Hafta sonu Ankara’da misafirlerim vardı.

Kırşehir’i görmeye bizleri ziyaret etmeye gelmişler.

Misafir başımızın tacı dedik.

Biz atalarımızda böyle gördük misafir ağırlanır, konaklatılır, muhabbet edilir, dostlukları güçlendirir derlerdi.

Bizde misafirlerimize Ahi şehri burası, sofrası geniş, kapısı açık buyur ettik.

Gelmiş Misafirlerimize şehrimizi tanıtalım diyerek terme caddesinde başladık.

Kapıcı camisini ve çarşı camisini gezdik tarih öncesi yapıları tanıttık.

Daha sonra ikinci ve üçüncü çarşının olduğu yerde 1930 yıllara kadar bedesten varmış tarihi kapalı çarşı.

Yıllarca Selçukluya, Osmanlıya ve cumhuriyetin kurulduğu yıllarda Kırşehirliye hizmet vermiş.

Köylünün, şehirlin alış verişi yaptığı bedesten bugün yok.

Buraya çokbilmiş diplomalı ilin valisi geldiğinde bu bedesten’i yerle bir etmiş.

Bugünkü gördüğünüz beton armayı bırakmış.

O zaman bedestenin dört kapısı varmış, her kapı bir camiye açılırmış.

Bugün camiler korumada bedesten yok ortada.

Uzun çarşıyı şöyle ayaküzeri bir dolaşıp Cacabey meydanında tarihi Cacabeyin restorasyonundan bahsettik.

Daha sonra Ahi camisini tanıtıp külliyenin güzelliğinde ne zaman hizmet vereceğinden konuştuk.

Kırşehir’e gelinirde tarihi kale gezilmez mi diyerek tarihi topraktan yığma kale üzerinde Kırşehir’e yüksekten bakın dedik.

Şimdi gördüğünüz manzara bizim çocukluk yıllarımızın ne Kırşehir’i nede tarihi kalesi.

Kale denince çocukların orta mektebi okudukları koşuştukları, kaynaştıkları, oynaştıkları yerdi.

Şimdi ne orta mektebin binası nede oynaşan çocukları var.

Tarihi kale cami Allah’tan sağlam duruyor.

Beş vakit Müslümanları haydin namaza diye davet ediyor.

Tarihi cami olmasa onu da yerle bir ederdik.

Yıkmakta üzerimize yok.

Yapmak bizim işimiz değil, yıkma seçilmişlerin işi.

Yıkıcı takım her seçimde hazır.

Aylarca yapılan yapıları, bir haftaya bile bırakmadan yıkarız evvel Allah.

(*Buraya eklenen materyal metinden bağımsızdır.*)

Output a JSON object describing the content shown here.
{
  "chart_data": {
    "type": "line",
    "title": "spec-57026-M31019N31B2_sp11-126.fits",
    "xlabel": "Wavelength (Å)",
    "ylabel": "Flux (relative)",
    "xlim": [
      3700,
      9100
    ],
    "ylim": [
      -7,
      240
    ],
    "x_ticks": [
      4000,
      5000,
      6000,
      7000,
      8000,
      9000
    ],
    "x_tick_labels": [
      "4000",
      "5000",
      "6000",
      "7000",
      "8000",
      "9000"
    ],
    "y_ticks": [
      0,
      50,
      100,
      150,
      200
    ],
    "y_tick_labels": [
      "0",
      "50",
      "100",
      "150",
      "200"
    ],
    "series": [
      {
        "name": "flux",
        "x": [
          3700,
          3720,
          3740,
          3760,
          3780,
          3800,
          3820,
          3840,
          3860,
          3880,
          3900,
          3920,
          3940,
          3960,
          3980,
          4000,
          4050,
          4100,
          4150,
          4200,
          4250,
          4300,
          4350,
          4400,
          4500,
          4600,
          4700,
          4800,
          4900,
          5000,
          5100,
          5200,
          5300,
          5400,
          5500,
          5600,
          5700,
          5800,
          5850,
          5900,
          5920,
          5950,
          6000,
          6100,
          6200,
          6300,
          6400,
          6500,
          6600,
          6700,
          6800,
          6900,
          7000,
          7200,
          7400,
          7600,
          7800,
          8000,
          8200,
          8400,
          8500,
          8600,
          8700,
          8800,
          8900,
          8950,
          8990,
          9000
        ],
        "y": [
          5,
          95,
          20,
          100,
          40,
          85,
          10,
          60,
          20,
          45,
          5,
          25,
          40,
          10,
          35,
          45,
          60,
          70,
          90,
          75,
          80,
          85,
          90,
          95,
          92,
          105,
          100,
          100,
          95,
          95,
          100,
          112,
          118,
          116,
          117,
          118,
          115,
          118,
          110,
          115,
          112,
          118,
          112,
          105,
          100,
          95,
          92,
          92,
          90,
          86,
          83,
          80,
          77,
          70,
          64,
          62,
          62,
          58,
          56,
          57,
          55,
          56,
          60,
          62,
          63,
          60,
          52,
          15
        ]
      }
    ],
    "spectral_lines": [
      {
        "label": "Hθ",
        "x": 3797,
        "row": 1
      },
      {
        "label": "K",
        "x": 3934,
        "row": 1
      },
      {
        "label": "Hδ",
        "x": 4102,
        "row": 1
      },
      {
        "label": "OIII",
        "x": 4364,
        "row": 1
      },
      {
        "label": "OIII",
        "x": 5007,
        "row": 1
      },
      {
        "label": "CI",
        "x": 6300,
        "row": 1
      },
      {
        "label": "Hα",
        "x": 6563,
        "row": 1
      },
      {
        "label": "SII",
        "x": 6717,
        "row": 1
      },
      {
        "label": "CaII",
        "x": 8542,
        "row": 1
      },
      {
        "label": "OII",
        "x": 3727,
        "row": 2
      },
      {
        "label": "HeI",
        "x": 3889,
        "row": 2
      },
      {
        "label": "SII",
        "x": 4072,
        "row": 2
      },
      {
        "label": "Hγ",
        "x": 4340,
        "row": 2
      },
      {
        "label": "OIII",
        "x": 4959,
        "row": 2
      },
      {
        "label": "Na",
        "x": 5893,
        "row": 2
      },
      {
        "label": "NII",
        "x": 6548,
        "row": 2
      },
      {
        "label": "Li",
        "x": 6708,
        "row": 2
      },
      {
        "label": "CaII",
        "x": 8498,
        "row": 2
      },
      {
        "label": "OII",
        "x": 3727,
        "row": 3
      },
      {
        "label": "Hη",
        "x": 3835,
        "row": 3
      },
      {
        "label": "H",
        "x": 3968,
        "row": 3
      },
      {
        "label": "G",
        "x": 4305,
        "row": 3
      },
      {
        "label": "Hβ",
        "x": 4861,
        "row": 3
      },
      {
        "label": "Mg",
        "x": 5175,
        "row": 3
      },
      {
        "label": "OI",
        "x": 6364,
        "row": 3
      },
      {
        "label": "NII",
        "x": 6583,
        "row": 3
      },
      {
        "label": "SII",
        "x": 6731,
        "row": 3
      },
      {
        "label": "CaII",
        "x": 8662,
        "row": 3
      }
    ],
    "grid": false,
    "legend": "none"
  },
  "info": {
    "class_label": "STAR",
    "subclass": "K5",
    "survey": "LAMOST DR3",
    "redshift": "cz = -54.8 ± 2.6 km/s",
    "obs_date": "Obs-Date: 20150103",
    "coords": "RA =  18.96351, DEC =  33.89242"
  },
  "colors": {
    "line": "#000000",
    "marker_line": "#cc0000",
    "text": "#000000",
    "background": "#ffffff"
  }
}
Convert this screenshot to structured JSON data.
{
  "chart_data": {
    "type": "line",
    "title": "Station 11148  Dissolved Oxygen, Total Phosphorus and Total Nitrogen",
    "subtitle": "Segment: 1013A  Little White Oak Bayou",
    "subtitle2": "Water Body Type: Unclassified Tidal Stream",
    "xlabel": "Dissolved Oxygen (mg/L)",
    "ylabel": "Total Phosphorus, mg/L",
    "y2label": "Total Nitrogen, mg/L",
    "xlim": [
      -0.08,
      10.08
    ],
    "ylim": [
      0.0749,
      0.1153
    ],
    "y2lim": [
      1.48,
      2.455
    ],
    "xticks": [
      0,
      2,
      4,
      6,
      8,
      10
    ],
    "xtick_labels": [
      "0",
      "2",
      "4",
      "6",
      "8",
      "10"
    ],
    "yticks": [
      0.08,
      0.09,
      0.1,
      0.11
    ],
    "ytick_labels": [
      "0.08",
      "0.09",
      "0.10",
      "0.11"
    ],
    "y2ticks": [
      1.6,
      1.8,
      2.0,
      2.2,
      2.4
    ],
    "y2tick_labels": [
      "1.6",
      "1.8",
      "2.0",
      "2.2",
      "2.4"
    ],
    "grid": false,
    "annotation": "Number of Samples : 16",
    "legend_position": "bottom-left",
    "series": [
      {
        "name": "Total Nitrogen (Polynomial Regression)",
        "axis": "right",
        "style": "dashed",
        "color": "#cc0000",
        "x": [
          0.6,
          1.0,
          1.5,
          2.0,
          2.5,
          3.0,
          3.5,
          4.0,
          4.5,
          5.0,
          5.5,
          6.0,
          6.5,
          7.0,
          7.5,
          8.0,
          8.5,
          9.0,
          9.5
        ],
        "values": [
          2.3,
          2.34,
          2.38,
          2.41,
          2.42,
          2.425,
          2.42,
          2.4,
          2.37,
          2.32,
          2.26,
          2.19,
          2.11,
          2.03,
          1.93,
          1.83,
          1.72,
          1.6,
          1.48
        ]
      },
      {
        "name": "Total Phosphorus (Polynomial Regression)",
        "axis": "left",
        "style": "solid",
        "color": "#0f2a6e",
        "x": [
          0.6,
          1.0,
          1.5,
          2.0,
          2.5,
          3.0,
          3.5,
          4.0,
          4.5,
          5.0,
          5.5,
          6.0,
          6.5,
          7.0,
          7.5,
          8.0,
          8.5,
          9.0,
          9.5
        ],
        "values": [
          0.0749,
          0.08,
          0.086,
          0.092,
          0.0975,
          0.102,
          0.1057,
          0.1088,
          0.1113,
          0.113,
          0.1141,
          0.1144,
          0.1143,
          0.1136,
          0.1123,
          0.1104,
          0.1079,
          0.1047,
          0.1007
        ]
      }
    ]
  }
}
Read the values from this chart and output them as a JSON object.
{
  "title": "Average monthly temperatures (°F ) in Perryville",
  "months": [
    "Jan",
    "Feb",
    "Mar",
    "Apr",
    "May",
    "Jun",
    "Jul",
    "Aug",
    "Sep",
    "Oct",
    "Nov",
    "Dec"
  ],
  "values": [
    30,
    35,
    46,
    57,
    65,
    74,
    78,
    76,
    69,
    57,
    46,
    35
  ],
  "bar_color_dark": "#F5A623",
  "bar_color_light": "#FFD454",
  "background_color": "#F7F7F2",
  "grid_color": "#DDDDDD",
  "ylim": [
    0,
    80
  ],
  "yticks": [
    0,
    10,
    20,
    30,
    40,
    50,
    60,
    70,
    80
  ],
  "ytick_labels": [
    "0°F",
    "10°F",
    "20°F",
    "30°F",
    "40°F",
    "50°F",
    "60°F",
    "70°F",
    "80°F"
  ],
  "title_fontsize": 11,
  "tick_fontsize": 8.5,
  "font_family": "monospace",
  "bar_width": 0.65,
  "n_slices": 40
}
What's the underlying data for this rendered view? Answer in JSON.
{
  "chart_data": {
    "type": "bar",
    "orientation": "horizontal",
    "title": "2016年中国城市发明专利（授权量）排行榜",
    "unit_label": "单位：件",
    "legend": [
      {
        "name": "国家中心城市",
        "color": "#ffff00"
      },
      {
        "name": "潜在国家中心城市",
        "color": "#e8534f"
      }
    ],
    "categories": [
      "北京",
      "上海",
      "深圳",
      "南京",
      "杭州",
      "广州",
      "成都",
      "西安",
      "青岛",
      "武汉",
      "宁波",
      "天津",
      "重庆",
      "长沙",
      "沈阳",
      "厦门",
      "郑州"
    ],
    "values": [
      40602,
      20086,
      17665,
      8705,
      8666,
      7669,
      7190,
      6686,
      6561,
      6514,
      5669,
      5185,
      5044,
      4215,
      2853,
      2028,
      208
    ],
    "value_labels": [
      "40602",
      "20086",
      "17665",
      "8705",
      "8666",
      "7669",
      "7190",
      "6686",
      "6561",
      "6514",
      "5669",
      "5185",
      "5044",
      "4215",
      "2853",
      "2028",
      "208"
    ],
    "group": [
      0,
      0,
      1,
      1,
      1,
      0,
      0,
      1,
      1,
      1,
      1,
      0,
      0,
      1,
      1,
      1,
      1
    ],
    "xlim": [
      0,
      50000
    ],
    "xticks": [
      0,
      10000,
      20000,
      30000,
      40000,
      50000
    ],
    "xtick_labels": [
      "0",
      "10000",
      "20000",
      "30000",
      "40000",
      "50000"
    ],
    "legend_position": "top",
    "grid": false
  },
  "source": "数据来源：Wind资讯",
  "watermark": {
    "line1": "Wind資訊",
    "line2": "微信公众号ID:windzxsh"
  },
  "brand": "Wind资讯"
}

Çünkü Kırşehir seçilmiş yıkım ekibi her dönemde var.

Şimdi Kale kendi kaderiyle baş başa bırakılmış durumda Kırşehir’e küs bekliyor.

Yatırım izni yok, çivi çakan mahpushanelere güneş doğmuyor söylüyor.

Devlet ise hiç oralı olmuyor.

Kalede tarih var diyenler, nerede bu tarih diye soranlara bir çukur açmışlar bekliyor.

Kalede kazı çalışması var mı yok mu belli bile değil.

Açılmış birkaç telle çevrili çukurlar kimi bekliyorsa.

Kale ortaokulu yıkılmış yeri enkaz duruyor.

Etrafına süsleyen ağaçlar bir bir yok oluyor.

Gelen insanlar ayaküzeri kaleden Kırşehir’i kuşbakışı seyrediyor.

Bizde misafirlerimize Kırşehir’i tanıtıyoruz bu arada.

Burası tarihi topraktan yığma kale ne zamanda yapılmış derseniz çok efsane üretiliyor doğru bilgi olmasa da yıllar öncesinde yığma topraktan üzerinde duruyoruz..

Bura koruma altında çiviş çaktırmıyorlar.

Bu yüzden kalenin etrafının bakımsızlığı bundan dedik.